The music of Western culture, known as Western music, also has roots in antiquity, from the scales we use to the functions music serves. The strongest direct influence comes through Greek writings, which became the foundation for European views of music. The influence of ancient music itself is more difficult to trace. Little notated music survived, and few if any European musicians before the sixteenth century could read the ancient notation. Yet some musical practices continued, passed down through oral tradition.
These echoes of ancient music in the Western tradition are reason enough to begin our survey by examining the roles of music in ancient cultures, the links between ancient practices and those of later centuries, and the debt Western music owes to ancient Greece. Starting with ancient music also lets us consider how we can learn about music of the past and what types of evidence we can use to reconstruct the history of music from any age.
Music is sound, and sound by its nature is impermanent. What remains of the music from past eras are its historical traces, of four main types: (1) physical remains such as musical instruments and performing spaces; (2) visual images of musicians, instruments, and performances; (3) writings about music and musicians; and (4) music itself, preserved in notation, through oral tradition, or (since the 1870s) in recordings. Using these traces, we can try to reconstruct what music of a past culture was like, recognizing that our understanding will always be partial and will be influenced by our own values and concerns.

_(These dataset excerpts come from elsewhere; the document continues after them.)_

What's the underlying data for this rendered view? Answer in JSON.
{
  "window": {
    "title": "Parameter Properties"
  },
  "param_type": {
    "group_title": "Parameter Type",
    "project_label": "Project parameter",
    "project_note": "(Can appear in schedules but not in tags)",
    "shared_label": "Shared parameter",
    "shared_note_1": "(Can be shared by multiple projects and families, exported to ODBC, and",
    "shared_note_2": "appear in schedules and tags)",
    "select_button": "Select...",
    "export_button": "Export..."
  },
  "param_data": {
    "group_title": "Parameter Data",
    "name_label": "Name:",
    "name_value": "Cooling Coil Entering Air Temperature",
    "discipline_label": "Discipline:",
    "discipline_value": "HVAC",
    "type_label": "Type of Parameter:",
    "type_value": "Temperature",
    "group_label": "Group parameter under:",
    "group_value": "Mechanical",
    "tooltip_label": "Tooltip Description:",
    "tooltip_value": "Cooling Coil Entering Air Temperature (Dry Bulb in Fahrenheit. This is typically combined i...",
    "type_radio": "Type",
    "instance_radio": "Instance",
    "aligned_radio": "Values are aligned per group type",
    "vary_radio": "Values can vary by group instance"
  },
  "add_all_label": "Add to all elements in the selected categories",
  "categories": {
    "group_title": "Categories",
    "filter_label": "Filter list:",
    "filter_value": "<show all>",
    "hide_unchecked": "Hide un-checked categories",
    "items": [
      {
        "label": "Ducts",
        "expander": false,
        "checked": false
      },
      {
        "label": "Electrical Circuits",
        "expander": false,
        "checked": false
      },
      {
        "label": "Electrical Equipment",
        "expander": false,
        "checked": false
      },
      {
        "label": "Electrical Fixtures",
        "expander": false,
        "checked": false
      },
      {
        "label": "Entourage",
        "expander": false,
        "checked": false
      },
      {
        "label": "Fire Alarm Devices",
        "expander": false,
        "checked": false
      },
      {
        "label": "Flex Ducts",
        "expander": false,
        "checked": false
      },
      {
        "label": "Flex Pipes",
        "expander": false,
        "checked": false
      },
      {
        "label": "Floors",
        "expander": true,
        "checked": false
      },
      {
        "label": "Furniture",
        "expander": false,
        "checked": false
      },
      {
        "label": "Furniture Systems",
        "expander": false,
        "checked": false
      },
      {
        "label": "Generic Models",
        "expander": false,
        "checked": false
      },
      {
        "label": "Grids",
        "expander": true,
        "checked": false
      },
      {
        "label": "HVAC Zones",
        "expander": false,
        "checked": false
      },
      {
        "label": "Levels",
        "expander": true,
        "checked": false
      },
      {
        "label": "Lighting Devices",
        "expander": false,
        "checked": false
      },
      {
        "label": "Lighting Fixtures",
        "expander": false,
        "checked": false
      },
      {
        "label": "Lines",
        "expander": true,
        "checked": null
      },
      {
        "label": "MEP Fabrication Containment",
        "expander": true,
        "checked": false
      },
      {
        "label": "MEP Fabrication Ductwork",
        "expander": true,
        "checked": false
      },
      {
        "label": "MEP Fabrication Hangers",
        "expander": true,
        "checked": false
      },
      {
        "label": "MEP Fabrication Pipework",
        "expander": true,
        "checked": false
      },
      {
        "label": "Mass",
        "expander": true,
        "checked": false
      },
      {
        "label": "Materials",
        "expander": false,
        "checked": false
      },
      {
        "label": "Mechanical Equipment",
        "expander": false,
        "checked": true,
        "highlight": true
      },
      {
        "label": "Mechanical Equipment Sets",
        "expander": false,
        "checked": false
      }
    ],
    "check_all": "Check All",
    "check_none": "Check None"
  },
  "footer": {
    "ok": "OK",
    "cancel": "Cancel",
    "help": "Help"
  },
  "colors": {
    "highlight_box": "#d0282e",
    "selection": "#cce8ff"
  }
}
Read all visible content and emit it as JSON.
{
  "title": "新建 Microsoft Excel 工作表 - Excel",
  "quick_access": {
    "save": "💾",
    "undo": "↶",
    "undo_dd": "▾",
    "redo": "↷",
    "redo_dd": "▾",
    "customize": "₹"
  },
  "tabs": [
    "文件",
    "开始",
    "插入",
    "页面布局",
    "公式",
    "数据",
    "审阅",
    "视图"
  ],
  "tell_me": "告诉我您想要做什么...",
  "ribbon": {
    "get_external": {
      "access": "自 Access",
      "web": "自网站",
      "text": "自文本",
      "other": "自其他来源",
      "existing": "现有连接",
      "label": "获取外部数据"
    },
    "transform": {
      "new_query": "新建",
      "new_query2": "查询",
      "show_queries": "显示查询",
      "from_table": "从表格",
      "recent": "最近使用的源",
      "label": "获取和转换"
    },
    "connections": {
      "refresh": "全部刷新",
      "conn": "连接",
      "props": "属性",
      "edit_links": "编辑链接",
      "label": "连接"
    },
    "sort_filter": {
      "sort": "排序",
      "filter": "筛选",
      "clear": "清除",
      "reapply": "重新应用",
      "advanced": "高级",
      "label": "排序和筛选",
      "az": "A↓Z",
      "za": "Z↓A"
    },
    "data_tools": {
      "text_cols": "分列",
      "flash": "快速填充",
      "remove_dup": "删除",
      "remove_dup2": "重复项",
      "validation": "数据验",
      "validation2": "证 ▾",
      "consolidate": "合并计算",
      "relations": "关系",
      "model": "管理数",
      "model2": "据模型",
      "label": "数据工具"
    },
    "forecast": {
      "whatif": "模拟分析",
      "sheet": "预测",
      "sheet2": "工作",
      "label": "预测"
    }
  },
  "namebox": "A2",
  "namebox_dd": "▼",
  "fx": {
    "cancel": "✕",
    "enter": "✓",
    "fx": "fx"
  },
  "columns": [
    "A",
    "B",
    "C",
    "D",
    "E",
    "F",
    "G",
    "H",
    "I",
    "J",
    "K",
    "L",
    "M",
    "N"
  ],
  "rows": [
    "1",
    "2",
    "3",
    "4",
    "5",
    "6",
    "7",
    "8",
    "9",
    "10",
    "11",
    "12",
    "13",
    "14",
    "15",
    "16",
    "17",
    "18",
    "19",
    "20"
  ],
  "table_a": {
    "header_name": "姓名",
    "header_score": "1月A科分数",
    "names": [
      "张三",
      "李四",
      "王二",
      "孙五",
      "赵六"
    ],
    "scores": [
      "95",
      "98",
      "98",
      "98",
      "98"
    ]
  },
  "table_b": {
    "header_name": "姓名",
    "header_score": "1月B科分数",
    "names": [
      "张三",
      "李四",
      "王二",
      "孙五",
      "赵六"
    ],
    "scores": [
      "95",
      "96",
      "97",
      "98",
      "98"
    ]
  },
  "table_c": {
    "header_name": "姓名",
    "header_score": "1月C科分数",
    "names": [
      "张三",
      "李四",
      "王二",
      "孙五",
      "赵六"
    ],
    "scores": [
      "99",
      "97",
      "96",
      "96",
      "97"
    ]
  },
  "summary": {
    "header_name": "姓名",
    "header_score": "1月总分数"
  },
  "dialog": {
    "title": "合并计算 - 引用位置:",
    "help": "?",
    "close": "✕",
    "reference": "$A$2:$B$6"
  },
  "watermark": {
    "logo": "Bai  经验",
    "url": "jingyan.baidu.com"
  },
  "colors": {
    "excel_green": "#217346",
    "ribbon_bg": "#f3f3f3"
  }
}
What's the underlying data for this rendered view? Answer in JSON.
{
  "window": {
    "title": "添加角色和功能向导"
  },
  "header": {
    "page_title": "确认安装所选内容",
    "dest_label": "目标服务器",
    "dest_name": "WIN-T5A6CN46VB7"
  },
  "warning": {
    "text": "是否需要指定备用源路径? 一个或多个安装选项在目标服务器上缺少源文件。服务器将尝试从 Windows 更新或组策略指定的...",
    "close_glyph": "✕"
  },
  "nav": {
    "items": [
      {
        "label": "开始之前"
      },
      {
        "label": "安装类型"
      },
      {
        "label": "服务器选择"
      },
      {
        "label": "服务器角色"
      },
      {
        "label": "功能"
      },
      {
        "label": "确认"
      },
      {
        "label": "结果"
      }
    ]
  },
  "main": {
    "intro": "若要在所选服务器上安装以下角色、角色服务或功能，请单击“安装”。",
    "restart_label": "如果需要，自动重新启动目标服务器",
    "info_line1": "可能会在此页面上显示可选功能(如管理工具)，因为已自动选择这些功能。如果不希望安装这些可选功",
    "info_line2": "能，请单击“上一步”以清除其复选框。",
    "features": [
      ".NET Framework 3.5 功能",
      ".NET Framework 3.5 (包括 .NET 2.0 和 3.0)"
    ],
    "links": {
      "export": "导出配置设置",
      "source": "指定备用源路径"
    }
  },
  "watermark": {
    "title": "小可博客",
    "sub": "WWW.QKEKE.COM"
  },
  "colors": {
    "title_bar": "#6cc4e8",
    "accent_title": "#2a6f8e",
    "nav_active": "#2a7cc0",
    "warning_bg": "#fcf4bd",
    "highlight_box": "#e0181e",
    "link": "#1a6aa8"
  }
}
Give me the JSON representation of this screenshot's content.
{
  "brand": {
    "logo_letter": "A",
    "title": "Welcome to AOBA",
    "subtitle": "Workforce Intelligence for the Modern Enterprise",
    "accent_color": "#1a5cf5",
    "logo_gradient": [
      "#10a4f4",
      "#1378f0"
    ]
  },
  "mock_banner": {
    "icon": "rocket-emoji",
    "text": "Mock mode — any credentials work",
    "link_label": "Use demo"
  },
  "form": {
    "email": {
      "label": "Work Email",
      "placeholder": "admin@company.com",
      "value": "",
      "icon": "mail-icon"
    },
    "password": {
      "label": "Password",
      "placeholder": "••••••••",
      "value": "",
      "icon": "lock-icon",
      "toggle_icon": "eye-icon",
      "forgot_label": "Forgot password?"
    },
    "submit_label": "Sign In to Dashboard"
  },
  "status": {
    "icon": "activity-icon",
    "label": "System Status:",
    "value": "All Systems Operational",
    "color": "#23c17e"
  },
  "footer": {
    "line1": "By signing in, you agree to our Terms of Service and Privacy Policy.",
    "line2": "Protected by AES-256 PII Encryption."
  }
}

We are most confident of success when we have all four types of evidence in abundance. But for ancient music, relatively little remains. Even for Greece, by far the best-documented ancient musical tradition, we have only a small portion of the instruments, images, writings, and music that once existed. For other cultures we have no music at all. By examining what traces survive and what we can conclude from them, we can explore how each type of evidence contributes to our understanding of music of the past.